Последний Тёмный
Шрифт:
Лавель тащил Лукреция за руку по улице, не обращая внимание на то, что тот едва за ним поспевает.
— Куда мы всё-таки идём?
— На утреннюю мессу, я же сказал, — раздражённо произнёс Лавель.
— А затем? — проницательно спросил Лука.
— А затем, — Лавель вздохнул, и чуть замедлил свой шаг, — затем я познакомлю тебя с епископом Бромелем. Он всё узнал, и теперь хочет тебя видеть.
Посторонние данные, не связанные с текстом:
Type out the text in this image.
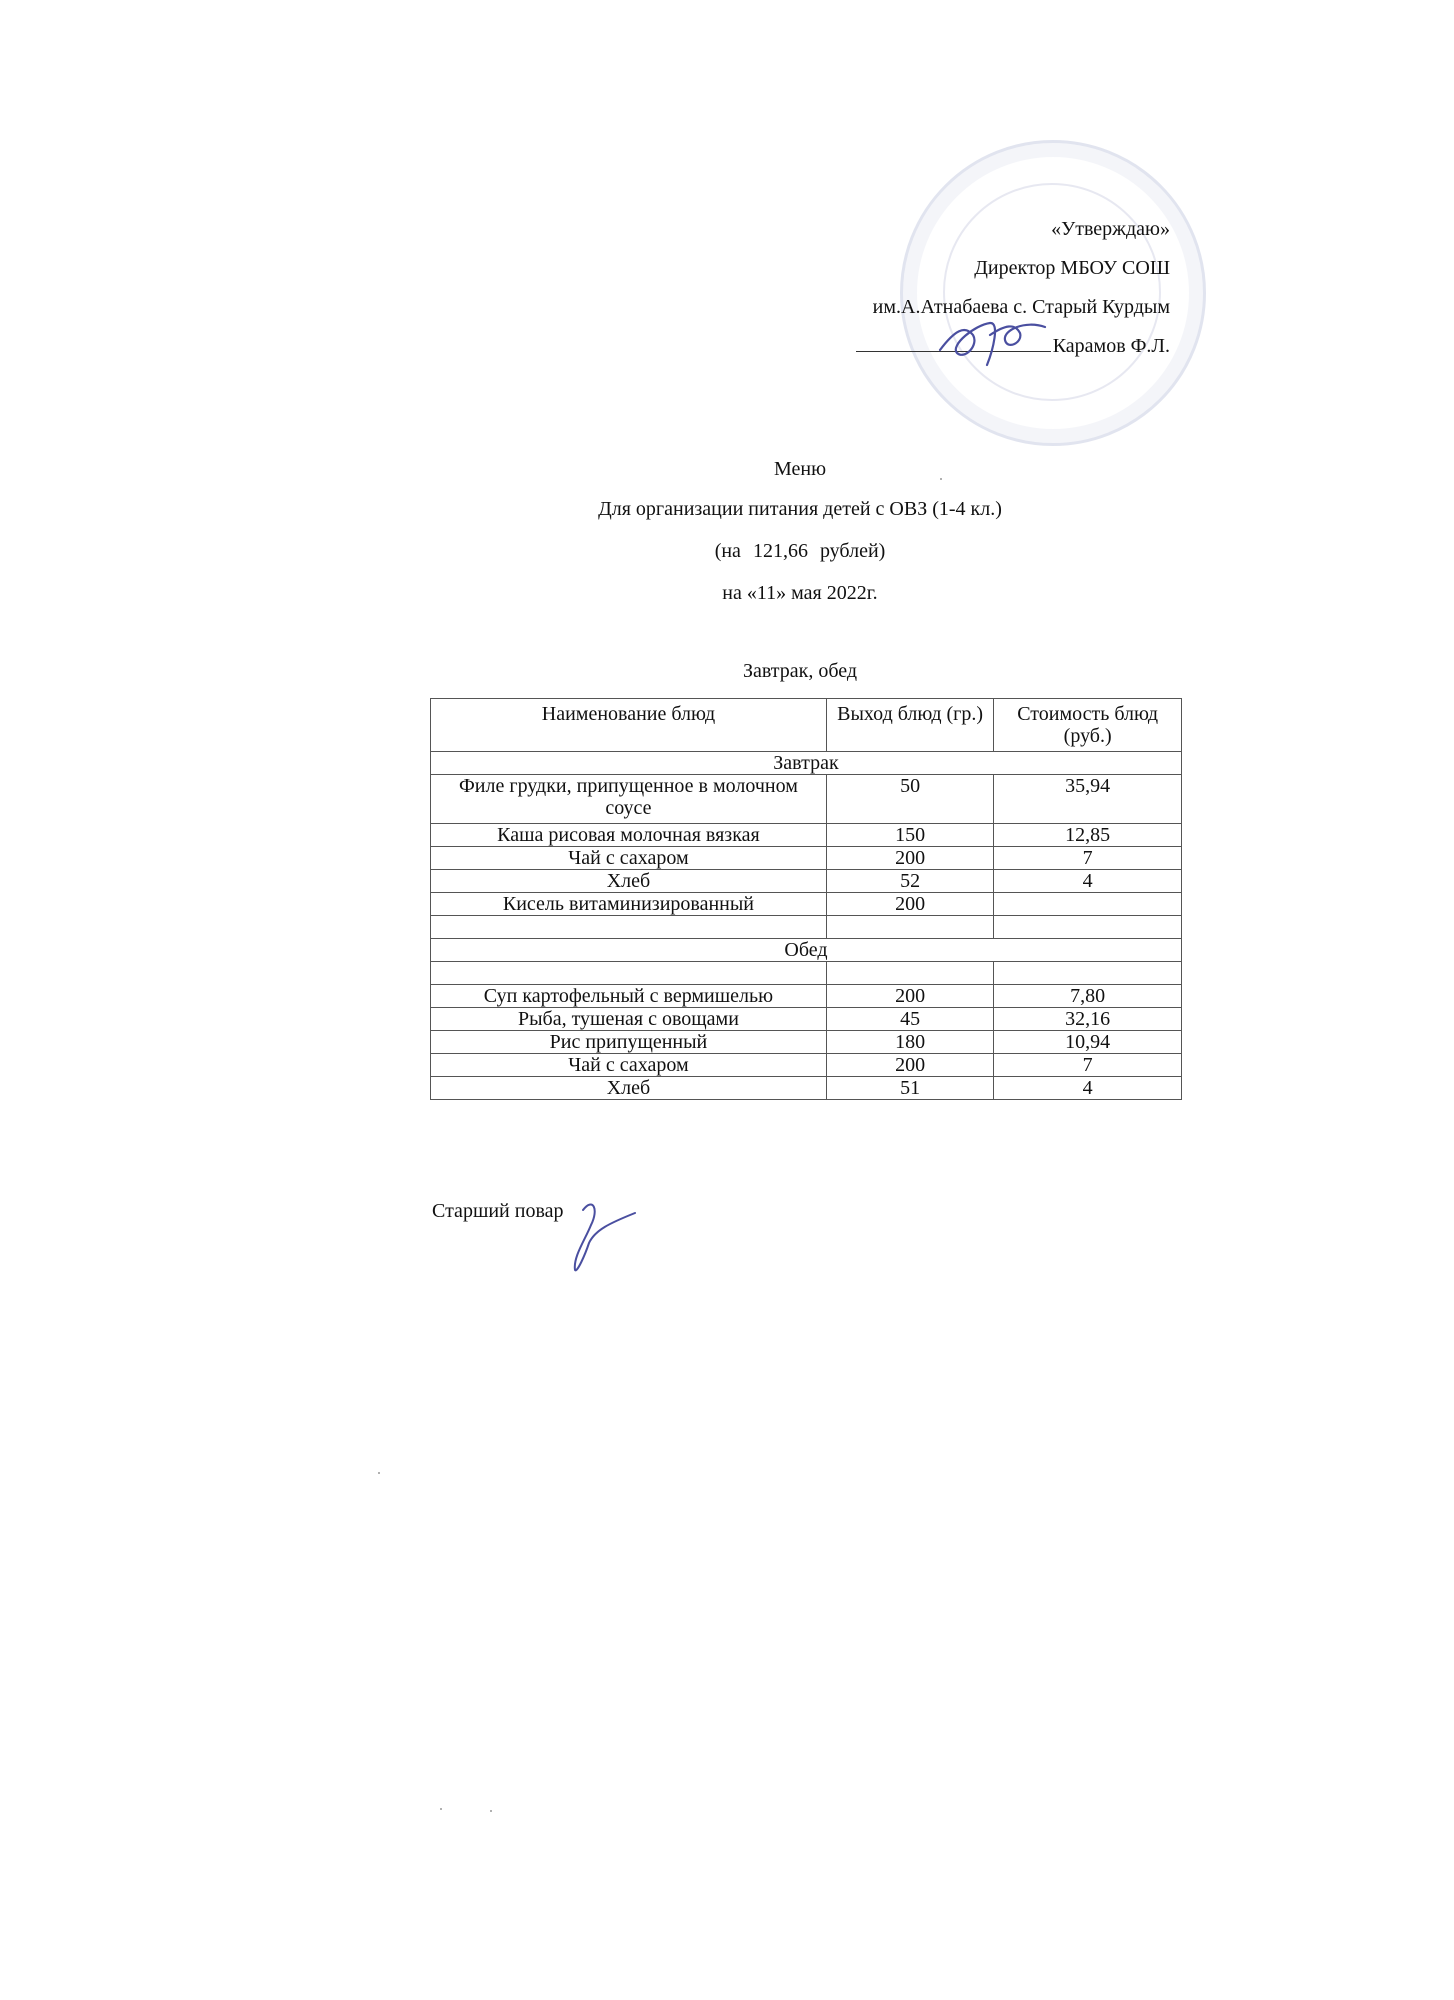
«Утверждаю»
Директор МБОУ СОШ
им.А.Атнабаева с. Старый Курдым
Карамов Ф.Л.
Меню
Для организации питания детей с ОВЗ (1-4 кл.)
(на 121,66 рублей)
на «11» мая 2022г.
Завтрак, обед
Наименование блюд	Выход блюд (гр.)	Стоимость блюд (руб.)
Завтрак		
Филе грудки, припущенное в молочном соусе	50	35,94
Каша рисовая молочная вязкая	150	12,85
Чай с сахаром	200	7
Хлеб	52	4
Кисель витаминизированный	200	

Обед		

Суп картофельный с вермишелью	200	7,80
Рыба, тушеная с овощами	45	32,16
Рис припущенный	180	10,94
Чай с сахаром	200	7
Хлеб	51	4
Старший повар
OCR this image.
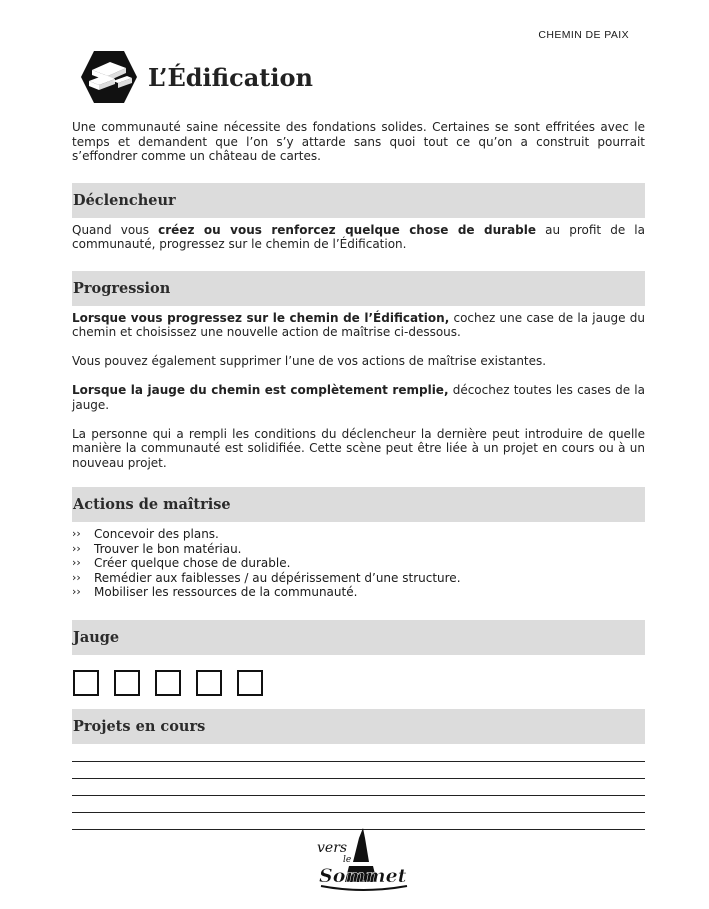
CHEMIN DE PAIX
L’Édification

Une communauté saine nécessite des fondations solides. Certaines se sont effritées avec le temps et demandent que l’on s’y attarde sans quoi tout ce qu’on a construit pourrait s’effondrer comme un château de cartes.

Déclencheur

Quand vous créez ou vous renforcez quelque chose de durable au profit de la communauté, progressez sur le chemin de l’Édification.

Progression

Lorsque vous progressez sur le chemin de l’Édification, cochez une case de la jauge du chemin et choisissez une nouvelle action de maîtrise ci-dessous.

Vous pouvez également supprimer l’une de vos actions de maîtrise existantes.

Lorsque la jauge du chemin est complètement remplie, décochez toutes les cases de la jauge.

La personne qui a rempli les conditions du déclencheur la dernière peut introduire de quelle manière la communauté est solidifiée. Cette scène peut être liée à un projet en cours ou à un nouveau projet.

Actions de maîtrise
››	Concevoir des plans.
››	Trouver le bon matériau.
››	Créer quelque chose de durable.
››	Remédier aux faiblesses / au dépérissement d’une structure.
››	Mobiliser les ressources de la communauté.
Jauge
Projets en cours
vers
le
Sommet
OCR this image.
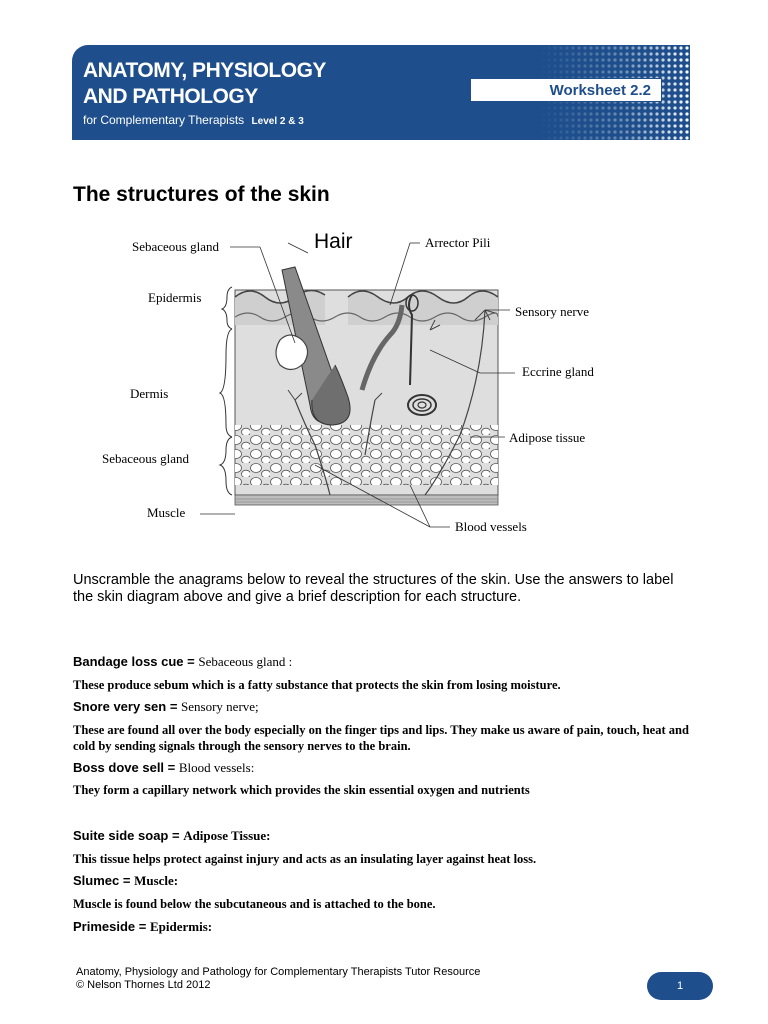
ANATOMY, PHYSIOLOGY
AND PATHOLOGY
for Complementary Therapists Level 2 & 3
Worksheet 2.2
The structures of the skin
Sebaceous gland	Hair	Arrector Pili
Epidermis
Sensory nerve
Eccrine gland
Dermis
Adipose tissue
Sebaceous gland
Muscle
Blood vessels
Unscramble the anagrams below to reveal the structures of the skin. Use the answers to label the skin diagram above and give a brief description for each structure.
Bandage loss cue = Sebaceous gland :
These produce sebum which is a fatty substance that protects the skin from losing moisture.
Snore very sen = Sensory nerve;
These are found all over the body especially on the finger tips and lips. They make us aware of pain, touch, heat and cold by sending signals through the sensory nerves to the brain.
Boss dove sell = Blood vessels:
They form a capillary network which provides the skin essential oxygen and nutrients
Suite side soap = Adipose Tissue:
This tissue helps protect against injury and acts as an insulating layer against heat loss.
Slumec = Muscle:
Muscle is found below the subcutaneous and is attached to the bone.
Primeside = Epidermis:
Anatomy, Physiology and Pathology for Complementary Therapists Tutor Resource
© Nelson Thornes Ltd 2012	1
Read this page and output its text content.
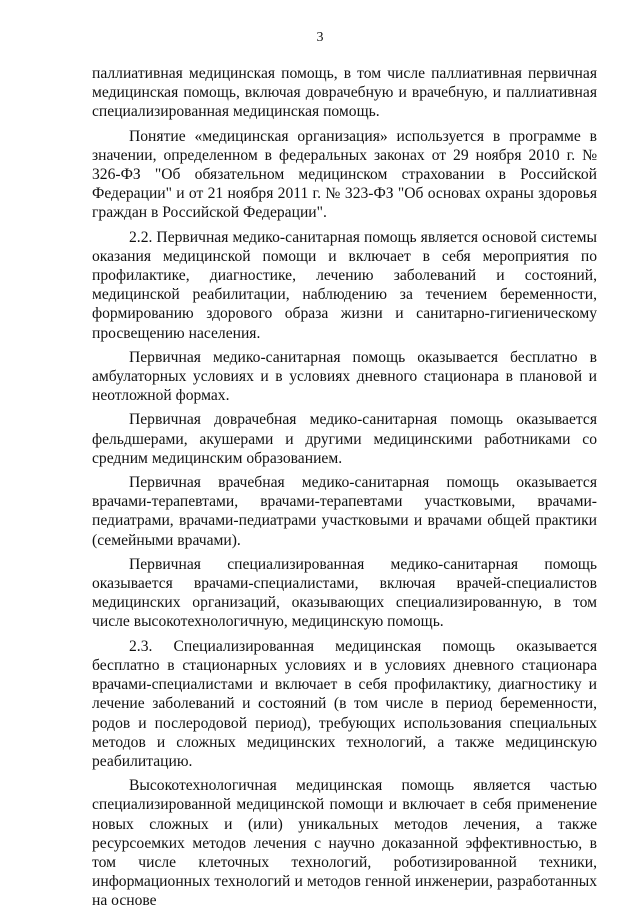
3

паллиативная медицинская помощь, в том числе паллиативная первичная медицинская помощь, включая доврачебную и врачебную, и паллиативная специализированная медицинская помощь.

Понятие «медицинская организация» используется в программе в значении, определенном в федеральных законах от 29 ноября 2010 г. № 326-ФЗ "Об обязательном медицинском страховании в Российской Федерации" и от 21 ноября 2011 г. № 323-ФЗ "Об основах охраны здоровья граждан в Российской Федерации".

2.2. Первичная медико-санитарная помощь является основой системы оказания медицинской помощи и включает в себя мероприятия по профилактике, диагностике, лечению заболеваний и состояний, медицинской реабилитации, наблюдению за течением беременности, формированию здорового образа жизни и санитарно-гигиеническому просвещению населения.

Первичная медико-санитарная помощь оказывается бесплатно в амбулаторных условиях и в условиях дневного стационара в плановой и неотложной формах.

Первичная доврачебная медико-санитарная помощь оказывается фельдшерами, акушерами и другими медицинскими работниками со средним медицинским образованием.

Первичная врачебная медико-санитарная помощь оказывается врачами-терапевтами, врачами-терапевтами участковыми, врачами-педиатрами, врачами-педиатрами участковыми и врачами общей практики (семейными врачами).

Первичная специализированная медико-санитарная помощь оказывается врачами-специалистами, включая врачей-специалистов медицинских организаций, оказывающих специализированную, в том числе высокотехнологичную, медицинскую помощь.

2.3. Специализированная медицинская помощь оказывается бесплатно в стационарных условиях и в условиях дневного стационара врачами-специалистами и включает в себя профилактику, диагностику и лечение заболеваний и состояний (в том числе в период беременности, родов и послеродовой период), требующих использования специальных методов и сложных медицинских технологий, а также медицинскую реабилитацию.

Высокотехнологичная медицинская помощь является частью специализированной медицинской помощи и включает в себя применение новых сложных и (или) уникальных методов лечения, а также ресурсоемких методов лечения с научно доказанной эффективностью, в том числе клеточных технологий, роботизированной техники, информационных технологий и методов генной инженерии, разработанных на основе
Лукреций резко остановился, и Лавель, подавив ещё один тяжёлый вздох, повернулся к нему. И удивился, впервые за несколько лет увидев в глазах брата какое-то подобие страха.
— Всё будет в порядке. Я не дам тебя в обиду, Лука, — сказал семинарист
Сейчас они, столь разные во всём, набожный, чувствительный Лавель и тихий, сам себе на уме, Лукреций, пожалуй, впервые в жизни почувствовали своё сродство.
Наконец мальчик кивнул, придя к какому-то для себя решению.
— Хорошо, идём.
Лавель перевёл дыхание. Тащить упрямого и упирающегося мальчишку на себе ему не хотелось.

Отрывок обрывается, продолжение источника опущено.